I spent a night last week on Mt. Pinos last week, in the middle of California 2 hours north of LA. Mt. Pinos is a well known spot for amateur astronomers due to the relatively little light pollution, open space, and as well as high altitude. During cloudless new moons, you'll often find dozens of telescopes aimed at various planets across the skies.
The night I was out there however, nobody else was there due to the fact that there was cloud in the sky and the moon was somewhere hiding around the horizon. Having the freedom of isolation, I was truly able to enjoy being under the blanket of stars.
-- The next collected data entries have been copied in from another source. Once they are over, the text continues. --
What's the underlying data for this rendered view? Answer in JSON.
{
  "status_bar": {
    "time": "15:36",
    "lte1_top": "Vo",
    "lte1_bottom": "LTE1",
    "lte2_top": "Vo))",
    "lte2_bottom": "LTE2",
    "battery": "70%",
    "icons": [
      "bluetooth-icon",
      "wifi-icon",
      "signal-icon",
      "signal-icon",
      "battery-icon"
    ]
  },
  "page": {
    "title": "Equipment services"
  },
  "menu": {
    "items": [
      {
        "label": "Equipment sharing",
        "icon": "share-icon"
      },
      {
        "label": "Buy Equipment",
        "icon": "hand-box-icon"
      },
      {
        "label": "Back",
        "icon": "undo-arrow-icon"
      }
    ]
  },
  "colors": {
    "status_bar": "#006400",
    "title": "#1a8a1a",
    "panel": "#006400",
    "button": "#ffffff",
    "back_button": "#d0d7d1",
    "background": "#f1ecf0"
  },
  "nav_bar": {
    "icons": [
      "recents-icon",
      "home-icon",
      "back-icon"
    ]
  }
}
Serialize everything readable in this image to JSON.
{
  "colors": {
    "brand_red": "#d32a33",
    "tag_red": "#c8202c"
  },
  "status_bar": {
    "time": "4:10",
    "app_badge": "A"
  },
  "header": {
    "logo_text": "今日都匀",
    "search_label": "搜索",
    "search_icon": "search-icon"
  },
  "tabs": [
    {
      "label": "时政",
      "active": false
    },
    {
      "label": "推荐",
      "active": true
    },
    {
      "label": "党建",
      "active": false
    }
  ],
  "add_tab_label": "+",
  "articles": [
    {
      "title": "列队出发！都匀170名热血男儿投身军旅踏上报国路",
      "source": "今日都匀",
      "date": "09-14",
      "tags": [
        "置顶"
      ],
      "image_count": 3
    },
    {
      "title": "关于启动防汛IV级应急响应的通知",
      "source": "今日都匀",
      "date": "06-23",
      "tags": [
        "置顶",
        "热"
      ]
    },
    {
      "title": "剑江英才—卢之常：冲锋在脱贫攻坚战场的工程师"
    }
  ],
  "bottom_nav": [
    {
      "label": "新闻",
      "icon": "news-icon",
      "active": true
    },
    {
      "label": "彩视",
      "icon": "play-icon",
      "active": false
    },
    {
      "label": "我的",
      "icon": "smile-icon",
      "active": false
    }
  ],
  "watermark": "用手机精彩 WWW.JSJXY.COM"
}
15 Seconds at f/ 2.8, ISO6400
The key to shooting star points is to have a wide aperture coupled with high ISO. Anything above 20 seconds usually results in the star points becoming tiny lines due to the rotation of the earth. I was able to shoot using the relatively clean ISO of 6400 on the new Nikon D810 along with F2.8 from my wide angle lens. Usually however, there is still quite a bit post processing involved to reduce noise and to edit and bring back the photo to something similar to what I saw that night.
13 Seconds at f/ 2.8, ISO6400
I used a very cheap Rokinon 14mm F2.8 for all the photos. At $300, the lens provides tons of coverage, very little CA and relatively high sharpness wide open. With it I was able to capture the sky as the panorama I saw.